I have a problem where I need to be able to efficiently[1] find all of the intervals that contain a particular (integer) value. There are data-structures to do this efficiently, for example the interval tree. However, I have quite a lot of intervals, and I don't want to have to code up a complicated disk-based data structure, so I am constrained to use a database.
The solution I came up with is to assign each interval a particular numerical code, such that a query of a small set of such codes will guarantee finding each interval that contains a given value.
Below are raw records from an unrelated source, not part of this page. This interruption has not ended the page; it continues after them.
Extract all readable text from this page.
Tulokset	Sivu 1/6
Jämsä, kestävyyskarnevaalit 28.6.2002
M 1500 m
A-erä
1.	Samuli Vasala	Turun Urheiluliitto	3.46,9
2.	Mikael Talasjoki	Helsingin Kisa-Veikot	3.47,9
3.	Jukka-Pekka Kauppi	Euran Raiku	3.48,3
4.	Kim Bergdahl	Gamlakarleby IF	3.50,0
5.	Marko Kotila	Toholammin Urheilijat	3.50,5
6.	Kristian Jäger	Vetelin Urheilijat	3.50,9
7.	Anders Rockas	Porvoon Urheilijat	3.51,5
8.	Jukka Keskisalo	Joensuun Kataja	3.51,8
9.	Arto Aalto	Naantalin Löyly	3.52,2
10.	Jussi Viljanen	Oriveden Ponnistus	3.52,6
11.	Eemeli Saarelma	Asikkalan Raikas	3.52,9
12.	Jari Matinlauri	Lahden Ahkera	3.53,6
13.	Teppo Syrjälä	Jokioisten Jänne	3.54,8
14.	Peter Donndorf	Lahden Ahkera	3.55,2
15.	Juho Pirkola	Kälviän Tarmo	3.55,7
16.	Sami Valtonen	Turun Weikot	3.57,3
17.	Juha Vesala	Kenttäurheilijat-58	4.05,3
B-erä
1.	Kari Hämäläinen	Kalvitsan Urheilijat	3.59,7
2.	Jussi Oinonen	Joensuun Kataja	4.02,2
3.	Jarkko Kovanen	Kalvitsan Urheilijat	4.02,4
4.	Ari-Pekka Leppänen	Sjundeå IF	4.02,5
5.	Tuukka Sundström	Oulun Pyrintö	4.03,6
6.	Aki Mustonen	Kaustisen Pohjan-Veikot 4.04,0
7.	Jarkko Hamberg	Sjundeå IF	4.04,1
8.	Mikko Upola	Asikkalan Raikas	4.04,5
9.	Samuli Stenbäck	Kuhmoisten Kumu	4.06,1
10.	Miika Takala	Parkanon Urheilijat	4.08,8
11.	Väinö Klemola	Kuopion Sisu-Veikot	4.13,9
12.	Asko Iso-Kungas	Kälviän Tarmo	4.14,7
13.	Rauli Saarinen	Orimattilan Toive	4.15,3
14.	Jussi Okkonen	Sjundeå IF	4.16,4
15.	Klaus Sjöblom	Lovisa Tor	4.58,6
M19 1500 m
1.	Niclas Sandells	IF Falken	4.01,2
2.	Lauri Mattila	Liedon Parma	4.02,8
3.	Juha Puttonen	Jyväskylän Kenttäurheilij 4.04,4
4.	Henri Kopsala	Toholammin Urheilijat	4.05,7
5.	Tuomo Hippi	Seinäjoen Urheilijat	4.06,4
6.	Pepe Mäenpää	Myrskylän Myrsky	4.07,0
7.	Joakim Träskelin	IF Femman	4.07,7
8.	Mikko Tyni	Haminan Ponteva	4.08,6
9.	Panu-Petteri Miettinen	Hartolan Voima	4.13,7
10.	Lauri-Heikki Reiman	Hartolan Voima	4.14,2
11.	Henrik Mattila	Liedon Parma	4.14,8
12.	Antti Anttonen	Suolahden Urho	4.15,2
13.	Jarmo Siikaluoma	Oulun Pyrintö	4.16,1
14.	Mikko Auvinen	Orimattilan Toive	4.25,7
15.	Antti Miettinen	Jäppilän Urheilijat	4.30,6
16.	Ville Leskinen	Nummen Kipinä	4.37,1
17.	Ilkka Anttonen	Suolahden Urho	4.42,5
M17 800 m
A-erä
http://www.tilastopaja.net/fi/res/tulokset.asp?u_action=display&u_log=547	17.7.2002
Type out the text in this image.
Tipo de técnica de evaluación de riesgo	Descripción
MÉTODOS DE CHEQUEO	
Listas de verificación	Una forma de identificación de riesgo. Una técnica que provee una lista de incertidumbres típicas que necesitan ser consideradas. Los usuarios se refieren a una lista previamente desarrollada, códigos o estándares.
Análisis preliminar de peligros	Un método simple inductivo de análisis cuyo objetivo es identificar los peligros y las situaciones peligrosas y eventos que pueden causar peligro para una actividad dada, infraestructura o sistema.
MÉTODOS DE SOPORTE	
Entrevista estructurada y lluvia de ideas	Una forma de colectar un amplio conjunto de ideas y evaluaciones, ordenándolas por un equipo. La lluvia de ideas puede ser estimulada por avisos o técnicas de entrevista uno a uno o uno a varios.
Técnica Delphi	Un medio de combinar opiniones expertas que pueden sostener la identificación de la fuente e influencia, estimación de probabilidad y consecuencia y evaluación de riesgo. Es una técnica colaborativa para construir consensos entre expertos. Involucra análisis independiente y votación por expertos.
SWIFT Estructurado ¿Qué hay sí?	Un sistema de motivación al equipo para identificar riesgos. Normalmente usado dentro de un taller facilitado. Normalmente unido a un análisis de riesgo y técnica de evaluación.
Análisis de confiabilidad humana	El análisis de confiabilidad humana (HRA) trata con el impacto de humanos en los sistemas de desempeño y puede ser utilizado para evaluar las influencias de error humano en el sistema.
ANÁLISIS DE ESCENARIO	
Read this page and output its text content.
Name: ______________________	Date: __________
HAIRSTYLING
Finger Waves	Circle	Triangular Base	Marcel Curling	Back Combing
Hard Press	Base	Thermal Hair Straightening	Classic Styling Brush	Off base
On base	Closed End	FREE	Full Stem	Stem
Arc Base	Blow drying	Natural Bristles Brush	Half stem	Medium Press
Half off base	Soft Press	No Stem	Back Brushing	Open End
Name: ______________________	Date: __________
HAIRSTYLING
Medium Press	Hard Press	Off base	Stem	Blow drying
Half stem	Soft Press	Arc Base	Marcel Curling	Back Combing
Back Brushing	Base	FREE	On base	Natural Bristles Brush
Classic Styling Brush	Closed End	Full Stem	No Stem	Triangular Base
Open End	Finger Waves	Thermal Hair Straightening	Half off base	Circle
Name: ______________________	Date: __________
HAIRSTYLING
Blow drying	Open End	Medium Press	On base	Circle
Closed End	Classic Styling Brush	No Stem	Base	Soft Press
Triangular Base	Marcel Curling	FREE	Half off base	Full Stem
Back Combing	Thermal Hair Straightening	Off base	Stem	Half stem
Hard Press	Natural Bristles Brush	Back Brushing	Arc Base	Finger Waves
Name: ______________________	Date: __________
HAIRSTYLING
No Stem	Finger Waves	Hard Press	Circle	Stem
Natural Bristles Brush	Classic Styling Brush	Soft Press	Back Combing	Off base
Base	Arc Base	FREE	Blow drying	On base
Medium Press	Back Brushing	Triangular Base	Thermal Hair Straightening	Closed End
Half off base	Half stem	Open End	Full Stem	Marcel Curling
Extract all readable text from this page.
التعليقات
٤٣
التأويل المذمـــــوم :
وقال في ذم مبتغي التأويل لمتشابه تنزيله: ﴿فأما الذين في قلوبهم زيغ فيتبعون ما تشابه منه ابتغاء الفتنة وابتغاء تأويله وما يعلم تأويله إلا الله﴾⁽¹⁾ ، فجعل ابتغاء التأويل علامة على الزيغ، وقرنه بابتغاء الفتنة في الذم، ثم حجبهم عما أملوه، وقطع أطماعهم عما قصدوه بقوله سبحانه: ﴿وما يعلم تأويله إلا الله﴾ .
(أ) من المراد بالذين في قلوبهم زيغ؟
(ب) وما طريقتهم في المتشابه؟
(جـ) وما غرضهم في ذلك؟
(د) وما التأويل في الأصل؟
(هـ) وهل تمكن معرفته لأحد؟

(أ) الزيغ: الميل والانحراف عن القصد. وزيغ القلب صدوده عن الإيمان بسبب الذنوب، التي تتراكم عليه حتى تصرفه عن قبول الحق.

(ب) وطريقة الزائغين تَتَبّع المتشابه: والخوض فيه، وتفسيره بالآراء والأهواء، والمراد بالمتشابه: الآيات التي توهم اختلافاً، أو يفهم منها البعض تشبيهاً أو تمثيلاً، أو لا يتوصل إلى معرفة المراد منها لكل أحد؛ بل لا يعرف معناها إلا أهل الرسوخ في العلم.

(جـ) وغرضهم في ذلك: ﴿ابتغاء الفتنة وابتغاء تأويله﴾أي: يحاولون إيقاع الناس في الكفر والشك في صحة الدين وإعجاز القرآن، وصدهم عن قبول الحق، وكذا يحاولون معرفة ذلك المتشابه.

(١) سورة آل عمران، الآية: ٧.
I'm not sure if this is novel. It seems a fairly obvious thing to do, so probably not. If not, can anyone tell me what it is called?
The code is this: I produce a trinary number from the binary representation of the lower and upper bounds of the interval. Starting with the most significant digit I map 0->1 and 1->2 until the first digit that varies between the lower and upper bounds. From there on I just produce 0s.
An example may make this clear:
Lower 00010101010 Upper 00010101111 Output 00021212000
To perform a query, I similarly convert the binary query number to trinary. The query set is then this trinary number with each least significant digit converted to zero in turn.
An example:
Query 00010101100 Output 00021212211 00021212210 00021212200 00021212000 00021210000 00021200000 00021000000 00020000000 00000000000
Here's the source code:
The source code includes code to test this idea using SQLite.
Update: This is hideous. Sorry. I am working on a much nicer scheme, stay tuned.
[1] Clarification: By efficiently I mean faster than O(n).